Hoosiers who oppose smoking have made several strides such as the cigarette tax hike in 2009 and the public smoking ban in various counties. But there are some of Indiana’s state Senate Republicans who support measures that would cut funding to tobacco cessation and other public health programs some say are critical to Indiana residents’ health.
“They’re abolishing the infrastructure in place and on top of that they’ve killed the (statewide) smoke free bill,” said Tim Filler, chairman of the advocacy group Campaign for a Tobacco-Free Indiana. “This is only going to cause more people to get sick and die from second hand smoke and primary smoke.”
“It’s not done yet. We’re still working on this,” said Sen. Luke Kenley, R-Noblesvile.
Proponents of anti smoking measures are disappointed this bill is even on the table, but moreover, it came into the forefront mere days before the end of the Legislature’s session. There has been no public committee hearing on this aspect of House Bill 1001.
“The Senate Finance Committee should sit down and see if this bill is cost effective,” said Dr. Stephen Jay, Indiana Tobacco Prevention and Cessation (ITPC) board member. “How could you make a sweeping change without public input or analysis?”
The proposal is to cut IPTC funds to $5 million and shift anti-smoking responsibility to the Indiana State Department of Health. Many feel the health department is a secure office, however, it lacks the solid infrastructure it takes to combat powerful tobacco companies and their lobbyists.
This measure would also completely dismantle the ITPC. During last year’s legislative session, Kenley proposed similar measures.
ITPC is a quasi-independent state agency with a board consisting of appointments by the governor with recommendations by key organizations that have expertise in public health. Their initial budget, which was provided by the tobacco industry and Indiana lawmakers called the Master Settlement Agreement, was $35 million – today ITPC’s budget is less than $10 million.
Seventy-five percent of their funding is required to go out in grants to community partners. This money also serves programs in 65 counties.
Other dollars go towards efforts such as the cessation quit line, research and evaluation, mass media campaigns and administration training.
“Sixty thousand Hoosiers have used our 1-800-quit-now line. The only thing that limits that is the money to market the program,” said Dr. Jay.
“People want to quit,” added Filler. “The more we can market that and other programs, the more people quit.”
In addition to dissolving ITPC and damaging other programs parallel to their mission, Tanya Bell, president and CEO of Indiana Black Expo, and a staunch supporter of ITPC, believes that if the bill passes, the consequences would be detrimental for the Black community.
“We all know the health disparities that exist in the African-American community. This would be a huge hit for African-Americans. We’re very concerned,” said Bell. “The ITPC was also designed to combat the tobacco companies from a promotional stand point. We’re talking about promoting to poor minorities.”
According to the Campaign for Tobacco Free Kids, African-Americans suffer the greatest burden of tobacco-related mortality of any ethnic or racial group in the U.S. Bell added that Indiana is also a test market for campaigns geared towards youths.
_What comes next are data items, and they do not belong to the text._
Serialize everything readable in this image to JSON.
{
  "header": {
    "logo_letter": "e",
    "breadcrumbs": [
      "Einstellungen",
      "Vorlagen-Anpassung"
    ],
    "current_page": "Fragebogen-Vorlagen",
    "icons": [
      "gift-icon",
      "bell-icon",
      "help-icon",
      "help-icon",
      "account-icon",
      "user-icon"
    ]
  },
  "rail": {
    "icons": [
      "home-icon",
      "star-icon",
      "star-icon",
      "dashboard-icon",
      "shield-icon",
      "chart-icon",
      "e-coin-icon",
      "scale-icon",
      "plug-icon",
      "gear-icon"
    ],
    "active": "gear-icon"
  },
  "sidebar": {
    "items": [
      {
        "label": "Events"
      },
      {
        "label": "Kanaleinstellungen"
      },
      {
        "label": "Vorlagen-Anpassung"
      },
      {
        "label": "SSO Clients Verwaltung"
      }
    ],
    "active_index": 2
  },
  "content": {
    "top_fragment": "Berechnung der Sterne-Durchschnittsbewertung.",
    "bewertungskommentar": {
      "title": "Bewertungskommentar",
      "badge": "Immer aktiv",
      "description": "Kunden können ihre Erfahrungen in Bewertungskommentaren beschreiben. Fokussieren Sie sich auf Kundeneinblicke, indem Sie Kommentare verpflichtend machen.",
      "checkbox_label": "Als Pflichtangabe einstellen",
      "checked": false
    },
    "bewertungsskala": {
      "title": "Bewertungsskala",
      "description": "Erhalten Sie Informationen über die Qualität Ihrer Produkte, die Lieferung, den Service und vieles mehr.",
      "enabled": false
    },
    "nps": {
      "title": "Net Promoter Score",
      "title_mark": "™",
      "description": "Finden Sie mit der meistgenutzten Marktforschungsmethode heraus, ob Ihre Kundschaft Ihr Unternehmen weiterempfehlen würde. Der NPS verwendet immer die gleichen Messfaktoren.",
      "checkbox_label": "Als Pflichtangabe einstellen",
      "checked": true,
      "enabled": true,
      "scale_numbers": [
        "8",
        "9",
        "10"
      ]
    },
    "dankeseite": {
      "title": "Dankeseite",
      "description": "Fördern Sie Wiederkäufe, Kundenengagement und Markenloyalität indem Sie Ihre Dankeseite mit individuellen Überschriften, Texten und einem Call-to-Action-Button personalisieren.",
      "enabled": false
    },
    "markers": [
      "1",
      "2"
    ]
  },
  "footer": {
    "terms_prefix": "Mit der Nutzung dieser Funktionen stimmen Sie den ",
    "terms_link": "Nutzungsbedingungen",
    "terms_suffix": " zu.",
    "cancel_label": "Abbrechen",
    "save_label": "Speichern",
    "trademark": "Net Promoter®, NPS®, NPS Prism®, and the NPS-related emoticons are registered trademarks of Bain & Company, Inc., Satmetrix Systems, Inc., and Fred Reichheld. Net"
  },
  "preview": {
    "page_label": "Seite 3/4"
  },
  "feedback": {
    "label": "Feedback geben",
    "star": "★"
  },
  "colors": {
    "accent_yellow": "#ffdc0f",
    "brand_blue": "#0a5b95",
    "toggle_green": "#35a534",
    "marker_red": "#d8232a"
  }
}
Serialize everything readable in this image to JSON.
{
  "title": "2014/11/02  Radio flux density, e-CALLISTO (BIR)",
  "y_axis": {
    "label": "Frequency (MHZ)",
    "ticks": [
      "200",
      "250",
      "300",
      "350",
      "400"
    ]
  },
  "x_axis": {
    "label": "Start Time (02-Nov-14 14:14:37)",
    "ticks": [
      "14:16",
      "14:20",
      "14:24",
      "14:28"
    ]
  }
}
Across the board, smoking rates and the intensity of smoking are shrinking, however, advocates of ITPC and other anti-smoking entities such as the American Cancer Society believe more education is needed to reduce rates considerably.
If the ITPC is able to hold on to their ever-shrinking funding, they plan to focus outreach on priority populations, engage in health care provider education and implement strong local tobacco control policies.
“In what has become an unfortunate trend, the Indiana General Assembly is waging a full-on assault on public health in Indiana,” said Amanda Estridge, manager of Indiana state government relations for the American Cancer Society in a press release. “Lawmakers have offered a knee-jerk solution to what we realize are challenging budget issues, but this shortsighted attempt to cut spending in the short term will only cost taxpayers and the public more in the long run.”
Ohio, Illinois and Michigan have all passed smoking bans.